Although it was not an issue in the Randle case, it is important to remember that the breach of the duty to provide prompt and adequate medical care is not the sole basis for holding a defendant liable for the negligent medical treatment of a Jones Act seaman.  On the contrary, under a general proximate cause theory under the Jones Act, the seaman’s employer can be held liable for all subsequent injuries stemming from the employer’s negligence, including injuries created or exacerbated by subsequent medical malpractice.  Under the Jones Act’s relaxed causation standard, the employer can be held liable for the full amount of a seaman’s damages, regardless of third-party fault, if the employer’s negligence contributed “in whole or in part” to the seaman’s injury.  Of course, the superseding cause doctrine can apply to insulate or partially insulate the employer, where the employer’s negligence, in fact, substantially contributed to the plaintiff’s injury, but the injury was actually brought about by a later, unforeseeable cause of independent origin.  However, even where the seaman’s damages predominantly stem from the subsequent medical malpractice rather than the employer’s negligence, an employer may nevertheless be responsible for the entire amount of the plaintiff’s damages under the doctrine of joint and several liability.

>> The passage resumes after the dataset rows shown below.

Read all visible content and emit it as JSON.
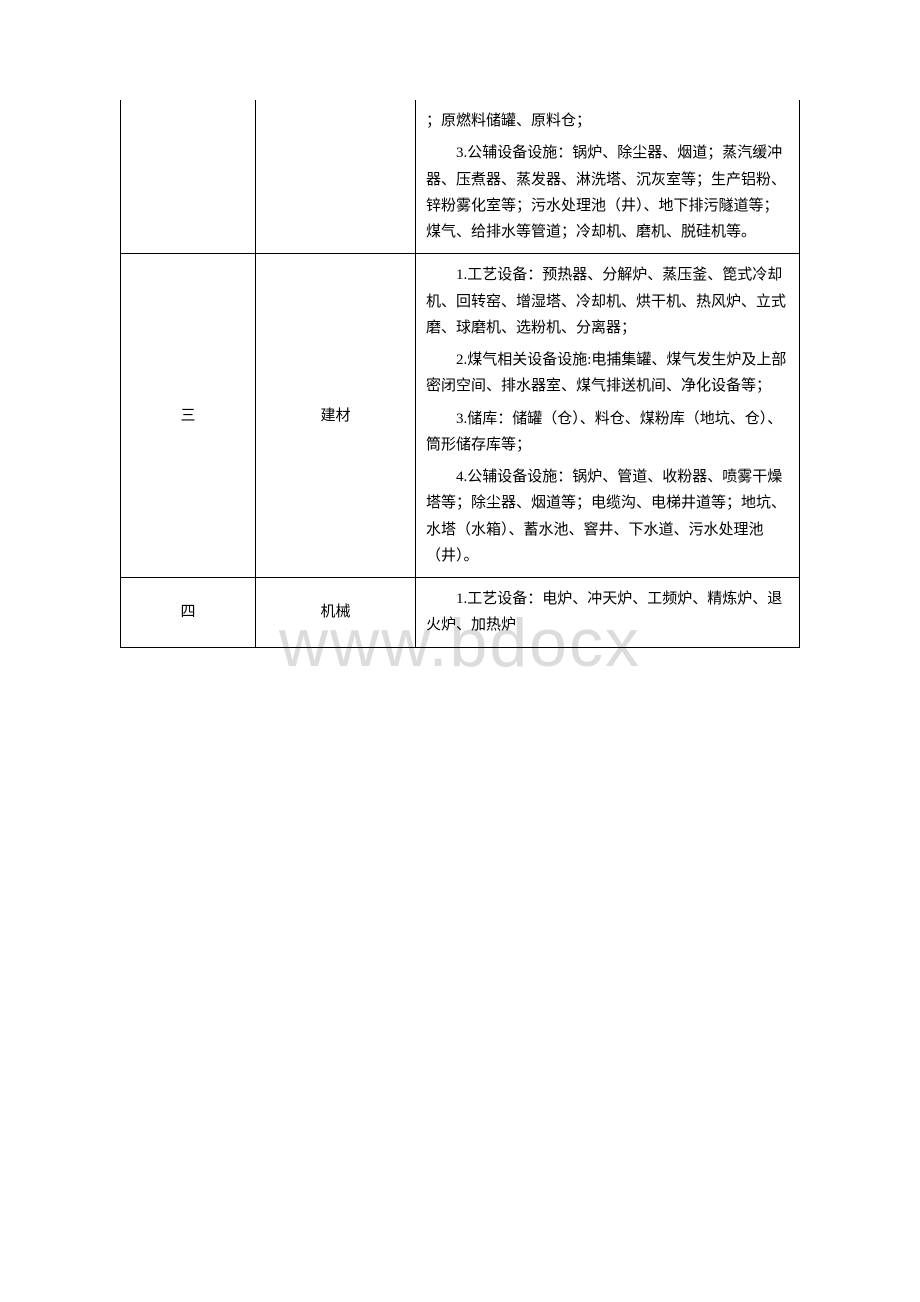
{
  "watermark": "www.bdocx",
  "table": {
    "rows": [
      {
        "num": "",
        "category": "",
        "desc_parts": [
          "；原燃料储罐、原料仓；",
          "3.公辅设备设施：锅炉、除尘器、烟道；蒸汽缓冲器、压煮器、蒸发器、淋洗塔、沉灰室等；生产铝粉、锌粉雾化室等；污水处理池（井）、地下排污隧道等；煤气、给排水等管道；冷却机、磨机、脱硅机等。"
        ]
      },
      {
        "num": "三",
        "category": "建材",
        "desc_parts": [
          "1.工艺设备：预热器、分解炉、蒸压釜、箆式冷却机、回转窑、增湿塔、冷却机、烘干机、热风炉、立式磨、球磨机、选粉机、分离器；",
          "2.煤气相关设备设施:电捕集罐、煤气发生炉及上部密闭空间、排水器室、煤气排送机间、净化设备等；",
          "3.储库：储罐（仓）、料仓、煤粉库（地坑、仓）、筒形储存库等；",
          "4.公辅设备设施：锅炉、管道、收粉器、喷雾干燥塔等；除尘器、烟道等；电缆沟、电梯井道等；地坑、水塔（水箱）、蓄水池、窨井、下水道、污水处理池（井）。"
        ]
      },
      {
        "num": "四",
        "category": "机械",
        "desc_parts": [
          "1.工艺设备：电炉、冲天炉、工频炉、精炼炉、退火炉、加热炉"
        ]
      }
    ]
  }
}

In sum, determining whether and under what circumstances a Jones Act employer or shipowner can be held liable for the medical malpractice of a doctor, particularly where the treating physician is chosen by someone other than the shipowner, requires an in-depth analysis of the applicable facts and legal theories of recovery.  The analysis is further complicated by issues arising out of state medical malpractice statutes limiting physician liability and federal maritime statutes limiting the liability of shipowners.  When a Jones Act employer potentially faces such issues, it is crucial that the employer promptly retain knowledgeable counsel to assist in its defense.